Son zamanlarda konuştuğum kim varsa özellikle Adana Büyükşehir Belediyesi’ne ait otobüsleri kullanan şoförlerden şikâyetçi.
Kimisi şoförlerin tutumundan yakınırken kimisi de araçların kullanılma tarzından dert yanıyor.
Açıkçası benim de son zamanlarda şahit olduğum bir konu bu.
Bildiğim kadarıyla şoförler çeşitli sürüş eğitimlerinden ve psikolojik testlerden geçiyor ancak demek ki bu eğitimler yeterli olmuyor.
Vatandaşların en çok şikâyet ettiği konuların başında bazı şoförlerin kendilerine yönelik tutum ve davranışları geliyor. Çoğu otobüs şoförünün sinirli, vatandaşa sürekli kızan, kaba bir tavrı olduğu ifade ediliyor.
Geçtiğimiz haftalarda ben de bir şoförle bu yüzden tartıştım. Sürekli bağırıyor ama kime ve neden bağırdığı belli değil. Kendi kendine söylenip duruyor. Nedenini sorduğumuzda da boş yerler olmasına rağmen vatandaşın oturmadığını ifade etti. Şaşırmıştım. İnsanların istediği zaman oturabileceğini istemezse ayakta yolculuk yapma haklarının olduğunu ancak bunun için kendisinin yolcuları rahatsız edecek tavırlar içerisinde olmaması gerektiğini söylediğimde içerideki yolcu sayısını bilemediği için duraktaki insanları alamadığını ifade etmişti.
Açıkçası pandemi nedeniyle belirli sayıda yolcu alınması ya da çiftli koltuklara tek kişi oturma meselesi de biraz tuhaf bir şekilde işletiliyor.
Kimi otobüs şoförü bu kuralı sıkı sıkıya uygularken bu kural bazı şoförlerin umurunda bile olmuyor. Kural uygulandığı zaman sefer sayıları arttırılmadığı için özellikle trafiğin yoğun olduğu saatlerde vatandaşlar saatlerce durakta bekleyebiliyor. Uygulanmasa bu kez de yolcular arasında virüs bulaşma tartışması yaşanıyor.Bu durumda aslında vatandaş kadar şoförler de mağdur oluyor.
Zaten havalar sıcak, klimalar çalışmıyor bari insanlar işlerine geç kalmasınlar, evlerine zamanında dönsünler, şoförler de mesailerini huzur içinde tamamlasınlar.
Bazı otobüs şoförlerinin araçları çok hızlı kullandığı ve duraklara çok az bir mesafe kalmasına rağmen gaza basmaya devam ettiği tam durağa yanaştığında frene yüklenerek hem ayakta yolculuk eden insanları zor durumda bıraktığı hem de aracın zarar görmesine neden olduğu da konuşuluyor.
Birkaç yıldır belediye otobüslerinin bozulması ve yolda kalmasıyla ilgili onlarca haber yapıldığını hatırlıyorum.
Yine en çok şikâyet edilen konulardan birisi de otobüs şoförlerinin duraklara yanaşmaması, zaman zaman durmaması bazı zamanlarda da 5-10 metreden koşarak gelen vatandaşı bile beklememesi meselesi...
Geride bıraktığımız hafta Atatürk Caddesi’nde Adana Büyükşehir Belediyesi’nin yanındaki durakta üst üste üç belediye otobüsünün sürücüsü de durağa yanaşmadı ve bekleyenler hatta el kaldıranlar olmasına rağmen durmadı. Yolcular haliyle sinirlenerek 153’ü arayıp şikâyet ettiler.

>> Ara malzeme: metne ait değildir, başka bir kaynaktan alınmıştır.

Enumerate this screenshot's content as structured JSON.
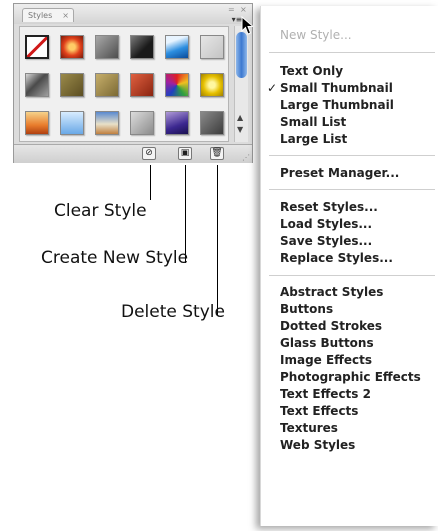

Açıkçası 153’e yapılan şikâyetlerin bir yaptırımının olup olmadığını bilmiyorum. Bugüne kadar bu konuyla ilgili herhangi bir vatandaşa geri dönülüp şikâyeti nedeniyle uygulanan işlemlerin anlatıldığını da duymadım.
Belediye otobüsleri Adana için büyük bir boşluğu dolduruyor. Sayılarının arttırılması vatandaşın huzuru açısından önemli. Daha önemlisi bu araçlar bizlerin vergileriyle alınan araçlar olduğu için hepimizin malı…
O yüzden hem sürücüler hem vatandaşlar bu araçlara sahip çıkmalı. Ancak artan şikâyetleri göz önüne aldığımızda şöyle bir sonuç ortaya çıkıyor; Otobüs şoförleriyle ilgili eğitimler arttırılıp otobüslerin daha doğru bir şekilde kullanılması yönünde bilgiler verilmesi gerekir.
Tabi şoförlerin de maddi-manevi çeşitli sıkıntıları vardır. O sıkıntıların da ihmal edilmeden giderilmesi gerekir.
Ben yetkililerin gereken işlemleri bir an önce yapacağını tahmin ediyorum.